Question #482da

There aren't any right answers in the four choices (although I don't really understand what you mean by "sound level").

Due to the Doppler effect, the frequency that an observer perceives (it's called the apparent frequency) is different from the real frequency, the frequency that a source makes.

The Doppler effect only affects frequency and wavelength.
It doesn't affect either the speed of a sound, the speed of the observer, the speed of the source or the amplitude of a sound.

The apparent frequency is given by :

#f' = f*(v_(wave) + v_(obs))/(v_(wave)-v_s)#,

where #v_(wave)# is the speed of sound in the medium, #v_(obs)# is the speed of the observer (#v_(obs) > 0# when the source is in front of him) and #v_s# is the speed of the source (#v_s > 0# when the observer is in front of it).
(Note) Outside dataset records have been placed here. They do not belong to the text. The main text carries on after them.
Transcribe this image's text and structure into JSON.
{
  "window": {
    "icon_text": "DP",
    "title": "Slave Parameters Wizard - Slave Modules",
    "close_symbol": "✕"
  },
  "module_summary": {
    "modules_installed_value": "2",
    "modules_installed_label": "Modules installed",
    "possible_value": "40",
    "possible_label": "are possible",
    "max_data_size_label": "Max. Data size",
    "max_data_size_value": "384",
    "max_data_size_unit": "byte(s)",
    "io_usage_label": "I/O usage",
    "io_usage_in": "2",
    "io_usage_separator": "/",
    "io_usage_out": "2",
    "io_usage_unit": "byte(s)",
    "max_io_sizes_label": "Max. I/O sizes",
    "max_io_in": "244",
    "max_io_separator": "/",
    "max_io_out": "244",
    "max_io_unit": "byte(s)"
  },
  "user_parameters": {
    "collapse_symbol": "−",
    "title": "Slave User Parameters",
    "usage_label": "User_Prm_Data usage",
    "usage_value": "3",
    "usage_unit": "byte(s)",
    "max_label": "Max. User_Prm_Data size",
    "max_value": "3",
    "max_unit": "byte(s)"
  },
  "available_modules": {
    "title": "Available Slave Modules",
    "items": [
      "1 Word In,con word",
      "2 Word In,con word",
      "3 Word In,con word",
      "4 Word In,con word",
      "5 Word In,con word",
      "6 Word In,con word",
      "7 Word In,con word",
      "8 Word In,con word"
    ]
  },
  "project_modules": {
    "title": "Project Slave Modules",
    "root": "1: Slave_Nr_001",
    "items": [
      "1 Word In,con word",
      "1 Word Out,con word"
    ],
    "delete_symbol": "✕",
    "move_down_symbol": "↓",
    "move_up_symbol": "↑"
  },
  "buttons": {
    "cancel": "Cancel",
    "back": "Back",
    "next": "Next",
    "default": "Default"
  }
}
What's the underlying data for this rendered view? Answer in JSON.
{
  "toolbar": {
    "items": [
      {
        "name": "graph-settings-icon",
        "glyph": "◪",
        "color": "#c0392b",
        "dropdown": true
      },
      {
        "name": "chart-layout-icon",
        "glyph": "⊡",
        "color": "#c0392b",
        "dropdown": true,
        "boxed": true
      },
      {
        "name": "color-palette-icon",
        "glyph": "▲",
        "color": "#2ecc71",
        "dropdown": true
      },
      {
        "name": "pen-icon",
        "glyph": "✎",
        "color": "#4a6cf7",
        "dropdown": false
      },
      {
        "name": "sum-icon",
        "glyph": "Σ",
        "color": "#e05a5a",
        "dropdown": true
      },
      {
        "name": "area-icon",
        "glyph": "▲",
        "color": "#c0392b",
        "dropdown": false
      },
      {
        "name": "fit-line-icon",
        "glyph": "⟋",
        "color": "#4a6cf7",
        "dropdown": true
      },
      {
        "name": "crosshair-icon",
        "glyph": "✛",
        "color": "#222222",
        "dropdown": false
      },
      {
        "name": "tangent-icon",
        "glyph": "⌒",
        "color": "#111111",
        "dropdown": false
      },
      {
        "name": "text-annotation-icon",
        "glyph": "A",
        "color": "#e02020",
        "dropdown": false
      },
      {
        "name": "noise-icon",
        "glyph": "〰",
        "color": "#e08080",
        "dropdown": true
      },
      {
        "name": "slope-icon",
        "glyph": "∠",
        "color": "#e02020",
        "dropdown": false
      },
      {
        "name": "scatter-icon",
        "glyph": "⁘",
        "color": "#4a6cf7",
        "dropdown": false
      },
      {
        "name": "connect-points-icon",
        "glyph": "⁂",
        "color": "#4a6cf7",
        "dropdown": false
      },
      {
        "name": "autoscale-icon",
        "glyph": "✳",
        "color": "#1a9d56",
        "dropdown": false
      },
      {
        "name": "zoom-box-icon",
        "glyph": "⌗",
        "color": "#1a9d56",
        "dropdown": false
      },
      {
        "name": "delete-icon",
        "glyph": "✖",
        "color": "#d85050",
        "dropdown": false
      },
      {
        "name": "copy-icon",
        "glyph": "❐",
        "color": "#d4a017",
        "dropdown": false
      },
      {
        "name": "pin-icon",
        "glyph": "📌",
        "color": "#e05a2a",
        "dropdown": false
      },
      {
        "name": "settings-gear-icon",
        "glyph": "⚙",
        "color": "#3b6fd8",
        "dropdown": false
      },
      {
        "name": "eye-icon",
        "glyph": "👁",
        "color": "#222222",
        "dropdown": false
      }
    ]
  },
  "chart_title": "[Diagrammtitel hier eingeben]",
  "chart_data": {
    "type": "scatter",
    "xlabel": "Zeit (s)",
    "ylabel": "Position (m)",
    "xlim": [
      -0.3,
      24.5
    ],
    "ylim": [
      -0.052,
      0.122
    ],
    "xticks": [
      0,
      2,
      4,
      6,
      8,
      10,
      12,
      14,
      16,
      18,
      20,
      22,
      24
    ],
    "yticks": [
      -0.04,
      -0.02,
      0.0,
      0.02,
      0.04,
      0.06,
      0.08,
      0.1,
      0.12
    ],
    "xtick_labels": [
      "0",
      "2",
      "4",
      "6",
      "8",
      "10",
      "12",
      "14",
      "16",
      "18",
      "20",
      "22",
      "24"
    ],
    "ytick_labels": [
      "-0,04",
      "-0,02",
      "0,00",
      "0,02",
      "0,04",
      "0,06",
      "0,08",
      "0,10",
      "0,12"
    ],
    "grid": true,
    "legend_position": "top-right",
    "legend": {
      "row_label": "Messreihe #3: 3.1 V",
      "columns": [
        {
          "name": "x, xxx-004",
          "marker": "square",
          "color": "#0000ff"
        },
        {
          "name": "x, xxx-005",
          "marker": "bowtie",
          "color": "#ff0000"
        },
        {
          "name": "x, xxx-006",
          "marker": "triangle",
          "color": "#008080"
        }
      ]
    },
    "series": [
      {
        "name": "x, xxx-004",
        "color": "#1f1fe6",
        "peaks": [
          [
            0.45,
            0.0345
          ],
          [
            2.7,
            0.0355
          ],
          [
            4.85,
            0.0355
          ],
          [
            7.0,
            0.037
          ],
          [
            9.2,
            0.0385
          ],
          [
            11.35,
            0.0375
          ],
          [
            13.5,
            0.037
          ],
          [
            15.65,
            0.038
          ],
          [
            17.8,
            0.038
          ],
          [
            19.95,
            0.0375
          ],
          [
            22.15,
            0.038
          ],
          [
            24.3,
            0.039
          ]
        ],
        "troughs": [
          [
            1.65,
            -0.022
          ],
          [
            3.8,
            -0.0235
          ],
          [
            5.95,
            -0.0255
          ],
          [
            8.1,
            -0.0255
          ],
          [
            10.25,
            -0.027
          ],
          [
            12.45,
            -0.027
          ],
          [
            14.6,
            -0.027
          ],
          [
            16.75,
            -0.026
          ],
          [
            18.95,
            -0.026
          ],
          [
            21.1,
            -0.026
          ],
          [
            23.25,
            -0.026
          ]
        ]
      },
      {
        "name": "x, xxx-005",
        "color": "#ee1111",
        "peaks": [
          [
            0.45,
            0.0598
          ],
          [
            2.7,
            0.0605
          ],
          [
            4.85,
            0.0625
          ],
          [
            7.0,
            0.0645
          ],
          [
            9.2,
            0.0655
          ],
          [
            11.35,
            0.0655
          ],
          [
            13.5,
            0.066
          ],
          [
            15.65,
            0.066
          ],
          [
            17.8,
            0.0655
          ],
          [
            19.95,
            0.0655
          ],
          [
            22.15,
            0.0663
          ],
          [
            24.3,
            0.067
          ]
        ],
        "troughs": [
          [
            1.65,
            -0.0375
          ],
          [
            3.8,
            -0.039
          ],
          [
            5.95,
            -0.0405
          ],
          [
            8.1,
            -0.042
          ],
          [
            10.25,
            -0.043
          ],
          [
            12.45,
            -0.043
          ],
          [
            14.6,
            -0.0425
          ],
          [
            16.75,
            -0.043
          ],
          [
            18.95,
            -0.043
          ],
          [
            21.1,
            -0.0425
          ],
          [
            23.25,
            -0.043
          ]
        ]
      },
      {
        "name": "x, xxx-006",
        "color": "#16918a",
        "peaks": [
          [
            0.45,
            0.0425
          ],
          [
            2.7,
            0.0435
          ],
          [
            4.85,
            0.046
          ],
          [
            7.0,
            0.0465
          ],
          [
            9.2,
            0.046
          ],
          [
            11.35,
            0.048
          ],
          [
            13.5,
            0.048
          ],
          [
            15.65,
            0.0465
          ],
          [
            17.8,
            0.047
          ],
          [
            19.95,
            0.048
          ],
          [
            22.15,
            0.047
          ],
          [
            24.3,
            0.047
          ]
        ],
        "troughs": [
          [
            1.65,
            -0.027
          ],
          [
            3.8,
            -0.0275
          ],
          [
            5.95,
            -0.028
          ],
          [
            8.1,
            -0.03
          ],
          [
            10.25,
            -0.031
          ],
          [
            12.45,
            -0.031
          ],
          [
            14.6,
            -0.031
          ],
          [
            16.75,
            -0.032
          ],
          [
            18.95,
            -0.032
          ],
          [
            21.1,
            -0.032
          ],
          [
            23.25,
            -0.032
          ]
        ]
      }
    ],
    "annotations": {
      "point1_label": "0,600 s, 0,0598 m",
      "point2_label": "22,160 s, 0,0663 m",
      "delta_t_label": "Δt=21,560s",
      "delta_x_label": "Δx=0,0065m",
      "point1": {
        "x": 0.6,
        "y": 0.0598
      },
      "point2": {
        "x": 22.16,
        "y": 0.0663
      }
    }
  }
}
In our case, we don't care about #v_(wave)#, we suppose that #v_(obs) = 0#, and there is a source approaching the observer so #v_s > 0#.

Now, we have :

#f' = f*(v_(wave))/(v_(wave)-v_s) => f' > f#.

The wavelength is given by :

#lambda = v_(wave)/f#.

Therefore :

#lambda = v_(wave)/f > lambda' = v_(wave)/(f')#.

So the frequency that the observer perceives increases and the wavelength decreases.

Thus, there aren't any right answers in your choices.